Martha, you are of course illustrating my point. The people commenting on this show are more polarized and more certain of their views than the faith community as a whole, and are not about to really listen to anyone else's views about this.
And why should they? This show doesn't fundamentally challenge their certainty about this or give them good reason to listen; rather it mainly reinforces the certainty and projects its own lack of openness. That is, the openness is to allowing the Other side to change, a very limited openness. "Let's be open to them getting that speck out of their eye eventually" seems to be the attitude. Ms. Tippett's post above is practically an apology for even talking to Mouw. This isn't the openness expected of the Other. And to those less liberal than Mouw there is even less openness, and something quite other than love.
One price for this is a largely polarized audience that leaves out a large portion of the faith community.
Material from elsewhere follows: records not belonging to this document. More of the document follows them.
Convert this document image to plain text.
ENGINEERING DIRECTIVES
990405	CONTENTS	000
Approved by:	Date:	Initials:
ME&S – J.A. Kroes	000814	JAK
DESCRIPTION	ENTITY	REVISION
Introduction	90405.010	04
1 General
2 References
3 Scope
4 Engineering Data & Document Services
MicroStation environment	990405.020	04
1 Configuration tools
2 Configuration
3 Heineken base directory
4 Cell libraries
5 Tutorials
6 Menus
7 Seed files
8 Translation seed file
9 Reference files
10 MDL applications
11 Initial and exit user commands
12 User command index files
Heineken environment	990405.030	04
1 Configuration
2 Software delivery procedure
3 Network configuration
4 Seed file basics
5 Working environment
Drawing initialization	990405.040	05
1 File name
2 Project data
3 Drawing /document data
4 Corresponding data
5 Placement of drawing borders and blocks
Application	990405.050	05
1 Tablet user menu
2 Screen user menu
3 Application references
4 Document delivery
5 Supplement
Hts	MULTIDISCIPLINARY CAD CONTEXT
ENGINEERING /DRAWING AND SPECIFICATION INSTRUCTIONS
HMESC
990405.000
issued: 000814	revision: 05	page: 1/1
It also prevents the audience from understanding its own views as well as it should, due to lack of questioning and opposed ideas.
To clarify one reason there should be more openness on both sides instead of only the Other side, as a spiritual matter it cannot be inferred from the APA or nature or anything else that purports to be objectively settled that homosexuality isn't contrary to God's ultimate purposes for creation. That's a theological question, a faith issue, not a purely scientific one. You may object to such issues on general grounds, but this show is all about stuff that science only enters into partially. I see no evidence that Mouw rejects any finding of science.
As for what you say about how atheists view this show, that doesn't conflict with anything I said about the show reaching out to atheists.